From William Ginty   Thursday forenoon, (Apr. 27th, 1843)

33 Windsor Street1 | Thursday forenoon

My dear Jack

I received your note2 a short time ago since. I must say you have for once been rather mysterious. I do not perfectly understand your intentions. Do you intend to write or rather publish in a pamphlet, a kind of correspondence as if it had taken place merely in the exchange of friendly sentiments between a few of the Survey men – to be published as if never written to be published. and to be written as if intended to be published? Do you understand me? I hope I understand you –

Now as regards an estimate of the Tithe Plans expense3 I fear I can furnish nothing on that head without running a risk of a complete exposure – These fellows from whom only I could collect a few facts, cannot keep their own thoughts in secret, much less ours. I can at all events state the general opinion in very strong terms and without a shadow of doubt. As there are a dozen going from here Saturday evening I expect something to talk about on that head. I wish you had written at more length on the matter. I feel exceedingly anxious to taste the marrow of it. What you mean by ‘private address’4 or the necessity of it I cannot fathom. And why I am to address you as ‘X5 I cannot see the drift of either. I suppose it was near post time when you set about it and so had not time to be more explicit. I had a letter in the early part of the week from Marquis – requesting a favour in the poetical line. I may want your never sleeping tongue for this. It is on the death of a young man in Ceylon,6 a friend and relative. I cannot bring myself to attempt it. Elegiac pieces are too deep in sentiment for a paltry rhymer – and if my present opinions don’t change I’ll refer him to you. At all events, I’m sure I can’t do it.

We had a grand match of foot-ball here this week, between an equal number of the surveyors and office men. The office men were the best – but not one game was won during the whole evening. I hurted my arm severely by a fall, but it is mending rapidly, we are to have another shortly.

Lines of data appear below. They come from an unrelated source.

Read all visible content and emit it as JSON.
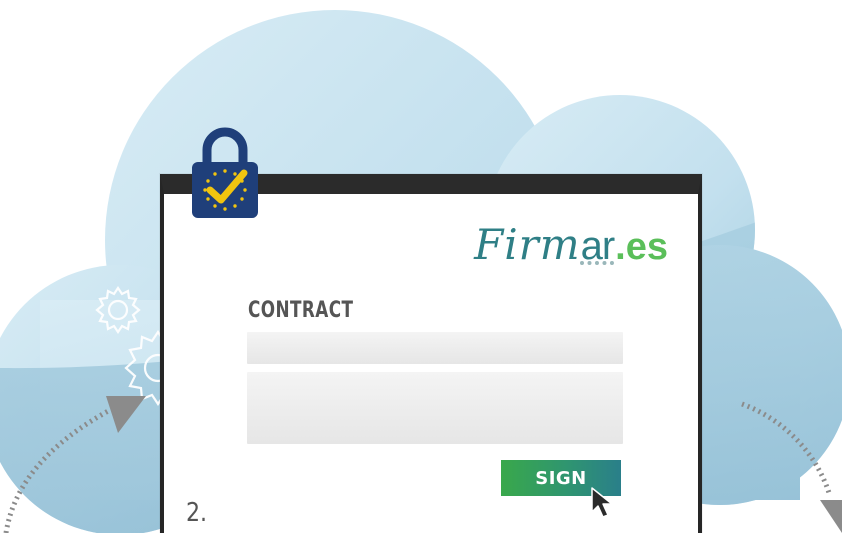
{
  "logo": {
    "script_text": "Firm",
    "mar_text": "ar",
    "es_text": ".es"
  },
  "contract": {
    "title": "CONTRACT",
    "fields": [
      "",
      ""
    ]
  },
  "sign_button": {
    "label": "SIGN"
  },
  "step": {
    "number": "2."
  },
  "icons": [
    "cloud-icon",
    "gears-icon",
    "padlock-eu-check-icon",
    "cursor-arrow-icon",
    "dotted-arrow-icon"
  ],
  "colors": {
    "cloud_light": "#cfe6f1",
    "cloud_dark": "#9ec8dc",
    "window_frame": "#2b2b2b",
    "accent_teal": "#2f7f86",
    "accent_green": "#5bbf5a",
    "lock_blue": "#1f3f7a",
    "check_yellow": "#f1c40f",
    "title_gray": "#555555"
  }
}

I hope to hear from you shortly – take a pencil and a sheet of paper and scribble away for a while – you need not lose time in writing with ink.

Yours | ‘Y’7 | 110 Pitt Street8

If you suspect anything like a suspicion – direct to my lodgings. Some rascal might purloin it here. I really think his life would pay the forfeit – However direct to 110 Pitt St.

McKerlie9 was here yesterday. His large plans he will have drawn merely with red and black as the small scale.10 Hamley says the coloured plans are like waistcoat patterns.

Original:

‘We plotters’ says a surveyman ‘pay little attention to divine writ!’ ‘How’s that?’ says a comrade ‘Because we’ add ‘house to house and field to field’.11

RI MS JT 1/11/3601–2

LT Transcript Only

33 Windsor Street: the location of the Ordnance Survey Divisional Office in Toxteth Park, Liverpool

your note: letter missing.

the Tithe Plans expense: see letter 0188, n. 6.

‘private address’: presumably the address of Tyndall’s lodgings rather than that of the Ordnance Survey Divisional Office in Preston.

X’: the pseudonym Tyndall used to avoid detection.

Ceylon: an island in the Indian Ocean (now called Sri Lanka) that had become a Crown Colony of the British Empire in 1815. The deceased young man has not been identified.

‘Y’: the pseudonym Ginty used to avoid detection.

110 Pitt Street: Having begun the letter at the Ordnance Survey Divisional Office, Ginty presumably completed it back at his lodgings.

McKerlie: see letter 0180, n. 11.

His large plans … small scale: The large plans are presumably those at the scale of 1 inch to 3 chains, the equivalent of 26⅔ inches to 1 mile, while the small scale is that of 6 inches to 1 mile, at which level of detail a limited range of colours such as red and black would be sufficient.

little attention to divine writ! … add ‘house to house and field to field’: an allusion to Isaiah 5:8, ‘Woe unto them that join house to house, that lay field to field, till there be no place, that they may be placed alone in the midst of the earth!’.